If external noise factors can’t be changed, you can try earplugs, listening to soothing music, white noise of a fan, nature sounds, or even play an audio book. And if you get drowsy, have someone read to you.

5. Clothing

What does what I wear have to do with falling asleep? You may ask. Well, quite a deal. This can contribute to you being too hot or too cold, if your pajamas are too tight, too big, too scratchy, etc. It’s vital to wear comfortable, light, soft, loose-fitting — well, not too loose — clothing.

On the subject of fabrics, bedding is something to consider as well. The right amount of blankets, the weight of the blankets, the correct number of pillows, and even material and/or texture of sheets all greatly affect your personal comfort levels.

Being the most comfortable you can in your night clothes and bedding will create a very welcome environment to sleep in.

4. Have pen and paper nearby

Often times we lie awake with continual thoughts, frets, and ideas whirling around our heads. How often have you almost fallen asleep to think of something you need to remember tomorrow, or a great idea that you swear you’ll remember in the morning — and then don’t?

Having a pan and paper — or equivalent — on your bed side table will allow you to jot down anything for your to-do list, things you don’t want to forget, and brilliant ideas before they slip away.

Solidifying your mix of thoughts in physical form is a great way to empty them from your head and be able to sleep assured you won’t forget anything or be kept up by lists and ideas.

3. Read comics

It may sound strange to be recommended to read comic strips specifically, but reading other books when you go to bed is a tricky thing. Either you get sleepy after one page and take ages to read through a book, having to reread what you missed when falling asleep, or you end up staying up hours and can’t stop reading.

Try to force yourself to put down the book at good stopping points or chapters in that case. Or, try reading something not so compelling and exciting that it will keep you awake. Save those for daytime reading. The alternative is reading something that’s lighter and broken up into sections such as comic strip books.

That way if you fall asleep easily while reading you won’t miss blocks of text that are vital plot-points to the story. And if you find yourself the type to read all night, you’ll have an option to stop after each comic. Depending on the comic you read, the topic is usually light and humorous, which will relax you even more.

2. Go to a mind space

This is a good practice to focus your mind if it’s overrun with swirling thoughts.
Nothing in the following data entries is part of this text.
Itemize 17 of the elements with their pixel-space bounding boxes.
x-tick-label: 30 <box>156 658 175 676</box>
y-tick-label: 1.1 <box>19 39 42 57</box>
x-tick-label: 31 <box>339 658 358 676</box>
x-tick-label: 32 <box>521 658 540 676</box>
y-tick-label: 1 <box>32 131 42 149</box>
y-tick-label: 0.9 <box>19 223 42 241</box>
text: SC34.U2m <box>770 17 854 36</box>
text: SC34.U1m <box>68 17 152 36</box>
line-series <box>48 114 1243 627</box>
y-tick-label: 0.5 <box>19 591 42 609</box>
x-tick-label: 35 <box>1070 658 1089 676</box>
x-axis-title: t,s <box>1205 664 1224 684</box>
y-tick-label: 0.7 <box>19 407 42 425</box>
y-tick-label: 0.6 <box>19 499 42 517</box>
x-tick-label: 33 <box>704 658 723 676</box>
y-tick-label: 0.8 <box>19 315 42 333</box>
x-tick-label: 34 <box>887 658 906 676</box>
If you find yourself lying awake, mind racing over and over again, try using that mind power to create a “mind space.”

Nature, gardens, or beaches are good spaces to imagine yourself in, but you can also conceptualize environments like outer space, a custom-built house, the city at night, or other place where you feel at ease, safe, peaceful, comforted, and focused.

Literally build this personal space in your mind to as much detail as you need and revisit the area when you need something focusing and relaxing for your racing thoughts to fix on.

1. Think ahead

A good way to help you fall asleep — and an even better way to help you wake up — is to think ahead to what you’re planning to do tomorrow. Whether you have a to-do list, an event, or projects in mind, it will help you conclude the previous day with purpose for the next one.
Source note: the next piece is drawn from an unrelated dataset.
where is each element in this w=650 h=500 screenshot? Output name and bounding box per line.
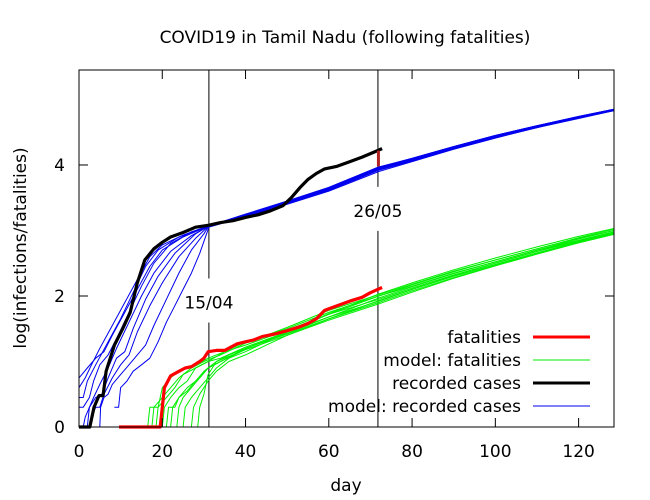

Having plans already set will erase any uncertainly or anxiety about the future, which may be preventing you from sleeping easily. Even something as simple as deciding what you’ll have for breakfast tomorrow will give you assurance to sleep freely.

Already knowing what tomorrow will bring will help you jump out of bed with purpose the next morning with your already-decided plan, instead of rolling about in bed, delaying getting up and dozing, unsure what to do first. This will give you purpose to both close the day and to open the next one right away.